Homo Magi 

Runen und Raunen

02.08.2020

Hallo Salamander,

ich bin immer wieder überrascht, wenn Menschen einem den Gebrauch bestimmter Symbole verbieten wollen, weil die Symbole eindeutig verbrecherischen Gruppen zuzuordnen sind. Für das Hakenkreuz gilt das sicherlich noch für meine Generation, weil die „Bilderflut des Bösen“ hier unfassbar präsent ist, aber schon bei den Runen wird das schwierig.

Ich habe tatsächlich mal für unseren Heiden-Verein ein Hausverbot für eine Tagungsstätte bekommen, weil wir (als vorher mietender Fantasy-Verein; die Gruppen wären nur in meiner Person identisch gewesen) ein Mitglied hatten, was eine Grußbotschaft in Tolkien-Runen in das Gästebuch schrieb. Hausverbot, lebenslang. Kein Witz.

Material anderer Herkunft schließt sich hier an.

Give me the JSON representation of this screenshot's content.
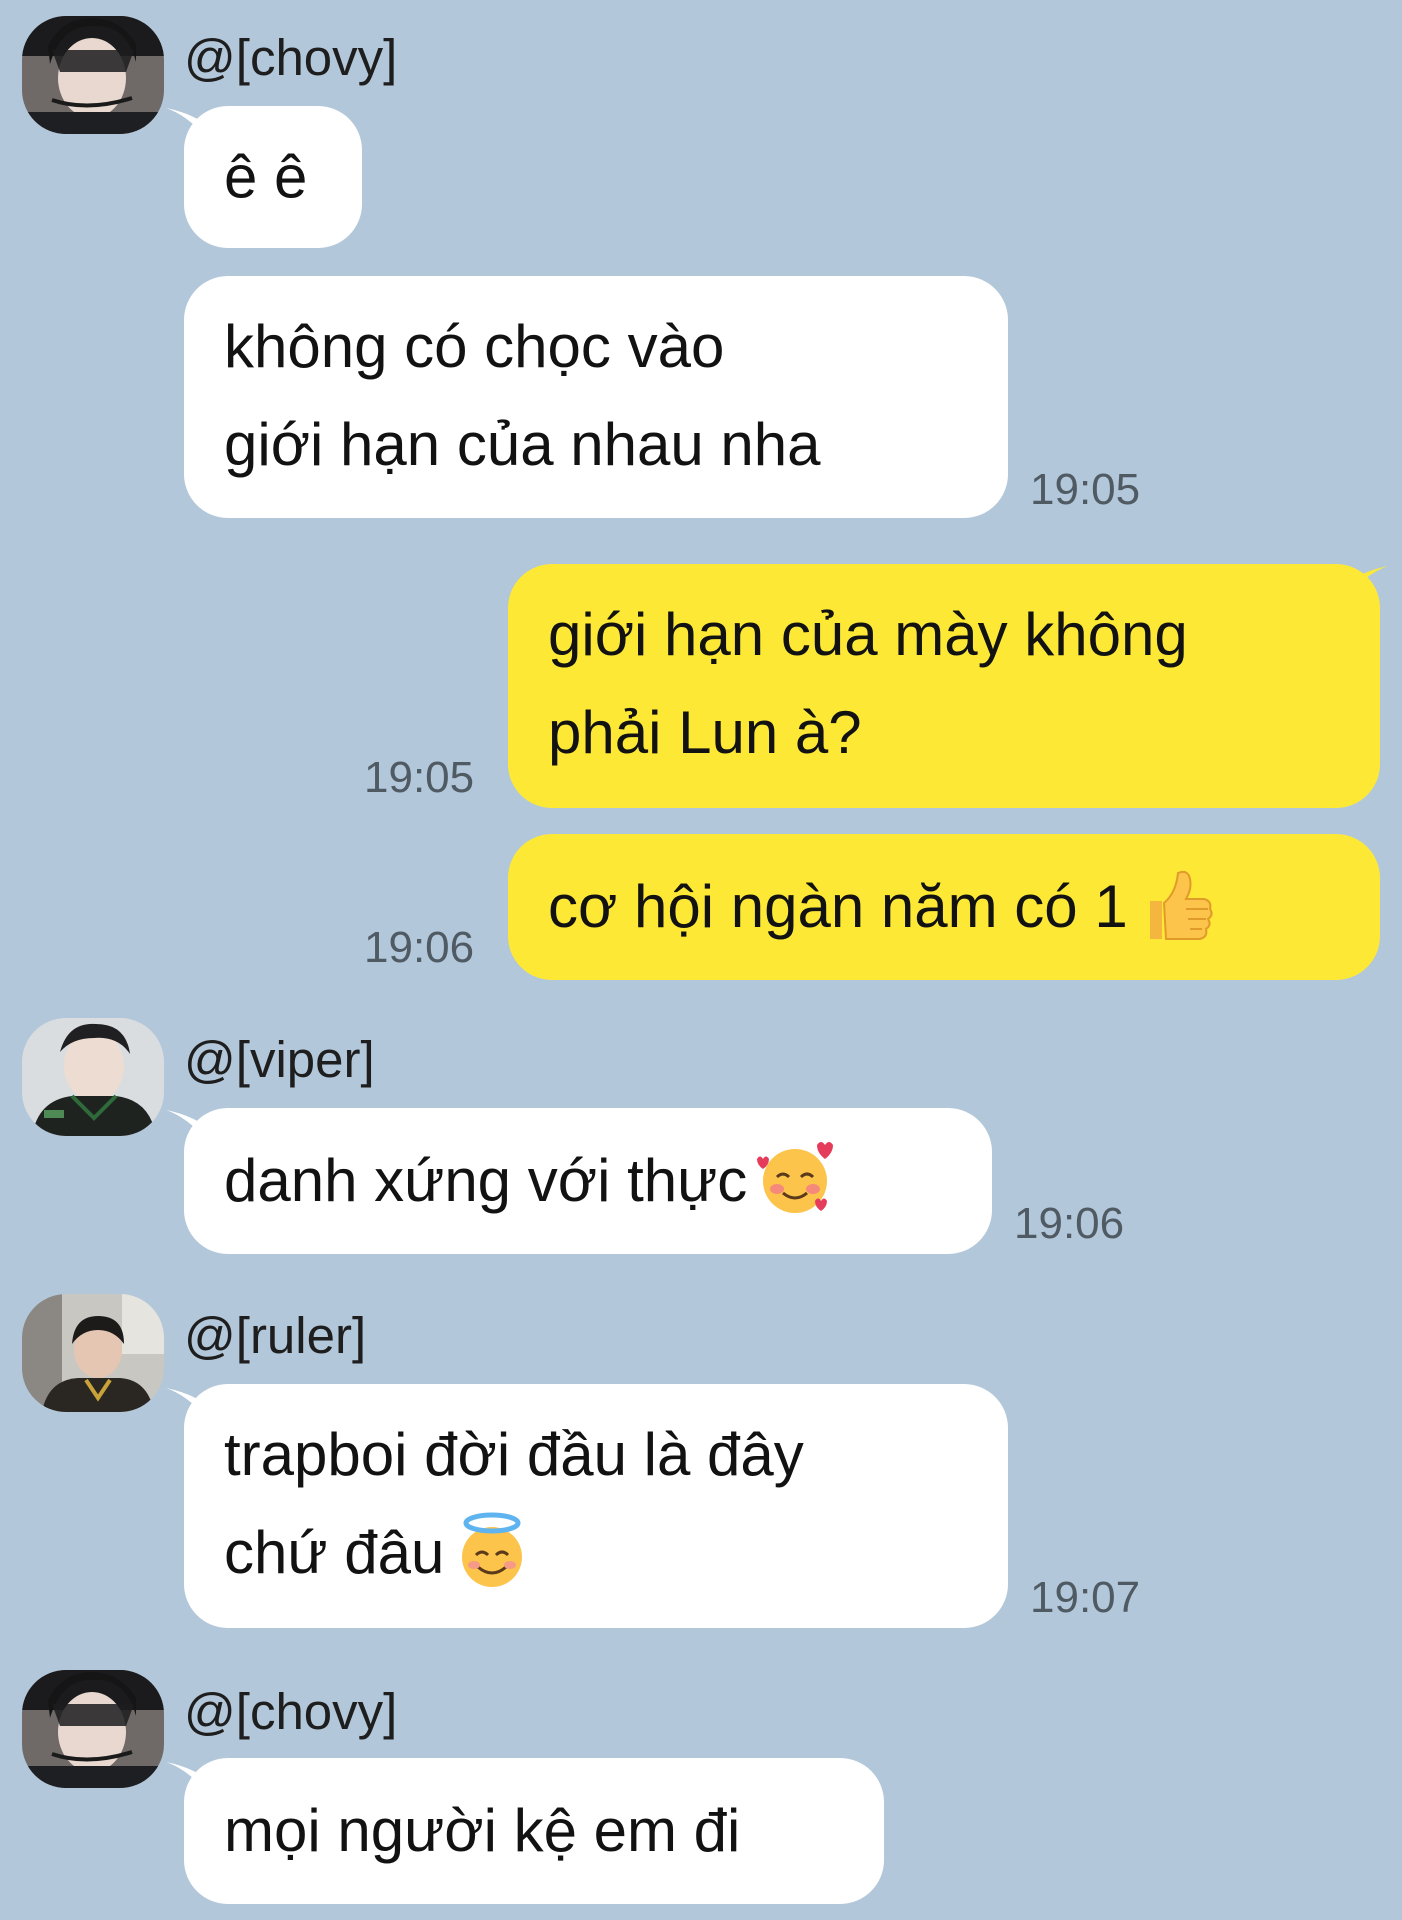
{
  "messages": [
    {
      "sender": "@[chovy]",
      "bubbles": [
        {
          "lines": [
            "ê ê"
          ]
        },
        {
          "lines": [
            "không có chọc vào",
            "giới hạn của nhau nha"
          ],
          "time": "19:05"
        }
      ]
    },
    {
      "outgoing": true,
      "bubbles": [
        {
          "lines": [
            "giới hạn của mày không",
            "phải Lun à?"
          ],
          "time": "19:05"
        },
        {
          "lines": [
            "cơ hội ngàn năm có 1"
          ],
          "emoji": "thumbs-up-icon",
          "time": "19:06"
        }
      ]
    },
    {
      "sender": "@[viper]",
      "bubbles": [
        {
          "lines": [
            "danh xứng với thực"
          ],
          "emoji": "smiling-face-with-hearts-icon",
          "time": "19:06"
        }
      ]
    },
    {
      "sender": "@[ruler]",
      "bubbles": [
        {
          "lines": [
            "trapboi đời đầu là đây",
            "chứ đâu"
          ],
          "emoji": "smiling-face-with-halo-icon",
          "time": "19:07"
        }
      ]
    },
    {
      "sender": "@[chovy]",
      "bubbles": [
        {
          "lines": [
            "mọi người kệ em đi"
          ]
        }
      ]
    }
  ],
  "colors": {
    "background": "#b2c7da",
    "incoming_bubble": "#ffffff",
    "outgoing_bubble": "#fde935",
    "timestamp": "#4f5a63"
  }
}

Jetzt habe ich aber eine Runennutzung gefunden, die so banal und wunderschön ist, dass man sicherlich behaupten könnte, wenn die das darf und kann, dann kann und darf ich das auch.

In „Mit einem Jugendbildnis“ von Mascha Kaléko (meiner Strandlektüre aus dem Urlaub) heißt es:

Nun send ich dir mein Bild als Abschiedstrost.

– Wenn einst die Jahre ihre Runen schreiben,

Hier werde ich immer zwanzigjährig bleiben (…)

Ich kann diese Lyrik nur weiter empfehlen … aber das gehört nicht hierher. Wer war diese Frau? Wir fragen mal die treue Wikipedia[1]:

Mascha Kaléko (…) war das nichtehelich geborene Kind des jüdisch-russischen Kaufmanns Fischel Engel und seiner späteren Ehefrau, der österreichisch-jüdischen Rozalia Chaja Reisel Aufen. 1914 (…) übersiedelte zunächst die Mutter mit den Töchtern Mascha und Lea nach Deutschland, um Pogromen zu entgehen. In Frankfurt am Main besuchte Kaléko die Volksschule. Ihr Vater wurde dort aufgrund seiner russischen Staatsbürgerschaft als „feindlicher Ausländer“ interniert. 1916 zog die Familie nach Marburg, schließlich 1918 nach Berlin (…). (…)

Kaléko begann 1925 im Arbeiterfürsorgeamt der jüdischen Organisationen Deutschlands (…) eine Bürolehre. Nebenher besuchte sie Abendkurse in Philosophie und Psychologie (…). (…)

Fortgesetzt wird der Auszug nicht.